Reduction of fresh frozen plasma requirements by perioperative point-of-care coagulation management with early calculated goal-directed therapy.
This review article is presented by the European protagonists in the field of goal-directed, differentiated coagulation therapy in bleeding patients. In the first part of their manuscript, the authors describe the different strategies available to stabilize coagulation in the massively bleeding patient: 1) the formula-driven transfusion protocol based on a fixed ratio of packed red blood cells (pRBC), fresh frozen plasma (FFP) and platelet concentrates (PC) e.g. 1:1:1; 2) the PT-, aPTT- and platelet count-driven protocol; and 3) a protocol based on the results of point-of-care (POC) coagulation monitoring with thrombelastometry (ROTEM®) and platelet aggregometry (Multiplate®). At least in some parts of Europe, a paradigm shift has become apparent, clinicians moving away from the formula- and laboratory test-driven protocols towards the goal-directed administration of factor concentrates and pro-coagulant drugs (e.g. fibrinogen, prothrombin complex concentrate, tranexamic acid, desmopressin).

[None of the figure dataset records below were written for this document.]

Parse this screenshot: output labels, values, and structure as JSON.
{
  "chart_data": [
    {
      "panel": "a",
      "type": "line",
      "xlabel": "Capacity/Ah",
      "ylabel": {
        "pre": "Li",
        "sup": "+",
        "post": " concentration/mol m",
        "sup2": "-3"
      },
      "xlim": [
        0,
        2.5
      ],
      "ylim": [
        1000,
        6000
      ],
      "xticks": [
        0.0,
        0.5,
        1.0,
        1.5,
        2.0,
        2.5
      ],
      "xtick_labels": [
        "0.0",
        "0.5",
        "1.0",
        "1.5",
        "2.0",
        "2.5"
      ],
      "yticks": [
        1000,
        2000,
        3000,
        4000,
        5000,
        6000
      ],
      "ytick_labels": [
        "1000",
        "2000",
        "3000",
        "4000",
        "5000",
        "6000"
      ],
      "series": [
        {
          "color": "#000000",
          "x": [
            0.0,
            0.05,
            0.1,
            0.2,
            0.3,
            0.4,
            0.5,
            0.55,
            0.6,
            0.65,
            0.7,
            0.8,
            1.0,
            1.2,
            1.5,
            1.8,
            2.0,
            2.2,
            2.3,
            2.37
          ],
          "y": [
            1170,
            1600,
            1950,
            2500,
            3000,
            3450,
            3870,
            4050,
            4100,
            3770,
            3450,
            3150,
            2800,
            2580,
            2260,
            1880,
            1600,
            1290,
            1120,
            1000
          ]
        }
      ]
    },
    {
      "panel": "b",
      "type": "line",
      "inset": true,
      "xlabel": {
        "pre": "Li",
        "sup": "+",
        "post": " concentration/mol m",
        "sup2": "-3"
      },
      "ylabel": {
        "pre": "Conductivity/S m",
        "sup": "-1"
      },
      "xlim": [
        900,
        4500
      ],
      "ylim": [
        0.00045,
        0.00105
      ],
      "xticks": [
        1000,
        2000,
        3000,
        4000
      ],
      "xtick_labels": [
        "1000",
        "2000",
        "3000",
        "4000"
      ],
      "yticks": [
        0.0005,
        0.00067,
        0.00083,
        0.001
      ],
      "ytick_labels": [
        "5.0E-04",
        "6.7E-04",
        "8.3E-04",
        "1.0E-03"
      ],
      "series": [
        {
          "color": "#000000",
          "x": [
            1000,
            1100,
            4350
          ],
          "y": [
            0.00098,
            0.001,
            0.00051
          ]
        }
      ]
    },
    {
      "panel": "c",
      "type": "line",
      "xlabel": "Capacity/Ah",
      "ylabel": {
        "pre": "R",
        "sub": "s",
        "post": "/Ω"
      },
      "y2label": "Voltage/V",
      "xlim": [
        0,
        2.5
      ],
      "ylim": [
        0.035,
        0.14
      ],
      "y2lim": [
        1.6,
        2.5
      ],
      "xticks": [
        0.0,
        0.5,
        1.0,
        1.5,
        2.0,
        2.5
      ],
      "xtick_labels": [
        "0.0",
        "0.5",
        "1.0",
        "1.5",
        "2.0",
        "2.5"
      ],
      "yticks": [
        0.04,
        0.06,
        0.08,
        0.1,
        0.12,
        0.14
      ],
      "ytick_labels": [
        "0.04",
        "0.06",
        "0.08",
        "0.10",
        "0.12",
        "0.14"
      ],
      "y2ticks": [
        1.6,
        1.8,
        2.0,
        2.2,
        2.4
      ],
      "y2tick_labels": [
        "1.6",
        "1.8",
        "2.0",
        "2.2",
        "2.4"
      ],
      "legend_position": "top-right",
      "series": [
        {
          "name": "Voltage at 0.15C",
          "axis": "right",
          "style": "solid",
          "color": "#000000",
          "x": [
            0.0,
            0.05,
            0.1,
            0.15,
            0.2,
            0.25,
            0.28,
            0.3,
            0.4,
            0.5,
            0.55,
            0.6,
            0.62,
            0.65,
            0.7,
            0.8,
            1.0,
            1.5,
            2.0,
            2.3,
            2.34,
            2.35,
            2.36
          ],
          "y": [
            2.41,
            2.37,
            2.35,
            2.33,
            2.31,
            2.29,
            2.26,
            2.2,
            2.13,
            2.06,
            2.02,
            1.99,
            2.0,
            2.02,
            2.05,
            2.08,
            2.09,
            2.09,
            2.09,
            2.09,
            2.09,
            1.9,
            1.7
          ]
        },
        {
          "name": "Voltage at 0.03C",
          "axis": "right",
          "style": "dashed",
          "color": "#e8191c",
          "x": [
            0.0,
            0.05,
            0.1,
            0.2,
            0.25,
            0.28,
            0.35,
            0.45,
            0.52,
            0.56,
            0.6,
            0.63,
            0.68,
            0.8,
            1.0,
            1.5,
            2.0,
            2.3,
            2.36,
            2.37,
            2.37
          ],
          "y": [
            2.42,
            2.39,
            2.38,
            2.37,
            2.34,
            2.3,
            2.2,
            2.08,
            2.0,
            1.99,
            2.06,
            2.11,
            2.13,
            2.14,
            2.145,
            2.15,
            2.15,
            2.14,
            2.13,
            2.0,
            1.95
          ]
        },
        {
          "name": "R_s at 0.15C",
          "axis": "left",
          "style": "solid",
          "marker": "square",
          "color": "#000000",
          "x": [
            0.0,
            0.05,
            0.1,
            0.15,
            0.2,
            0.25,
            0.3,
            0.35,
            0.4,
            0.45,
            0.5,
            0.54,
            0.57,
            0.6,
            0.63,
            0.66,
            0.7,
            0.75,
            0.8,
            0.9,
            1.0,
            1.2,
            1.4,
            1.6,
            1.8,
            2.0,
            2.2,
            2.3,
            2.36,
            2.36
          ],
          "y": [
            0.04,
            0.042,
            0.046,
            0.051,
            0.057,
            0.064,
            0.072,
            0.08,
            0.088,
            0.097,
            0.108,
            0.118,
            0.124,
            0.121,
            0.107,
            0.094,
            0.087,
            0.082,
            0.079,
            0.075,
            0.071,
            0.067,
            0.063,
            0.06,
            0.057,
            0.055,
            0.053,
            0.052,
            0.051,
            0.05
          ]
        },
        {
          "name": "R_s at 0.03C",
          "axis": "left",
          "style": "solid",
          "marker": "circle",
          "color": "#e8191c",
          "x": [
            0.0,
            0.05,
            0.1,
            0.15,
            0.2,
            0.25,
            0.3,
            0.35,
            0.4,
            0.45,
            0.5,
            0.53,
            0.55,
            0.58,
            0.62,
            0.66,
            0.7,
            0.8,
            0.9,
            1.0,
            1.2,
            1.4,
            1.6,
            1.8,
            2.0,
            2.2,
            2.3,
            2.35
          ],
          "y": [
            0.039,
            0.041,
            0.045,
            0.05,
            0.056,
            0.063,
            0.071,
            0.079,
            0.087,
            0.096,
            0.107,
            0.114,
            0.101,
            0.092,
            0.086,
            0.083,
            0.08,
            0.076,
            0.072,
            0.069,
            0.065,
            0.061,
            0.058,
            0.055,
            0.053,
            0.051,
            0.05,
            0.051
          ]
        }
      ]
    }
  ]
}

In the second part of the manuscript, the authors report their own retrospective experience with the POC-driven pro-coagulant therapy, nicely showing a significant decrease in the administration of FFP (overall –90%), pRBC (overall –62%) and PC (overall –72%) in three different institutions in Germany and Austria. In the meantime, the first prospective data to support these experiences have been published (Weber et al, Anesthesiology 2012;117:531-47). The cost-savings occurring in the allogeneic transfusion sector seem to over-compensate the simultaneous rise in costs for fibrinogen and prothrombin complex concentrate.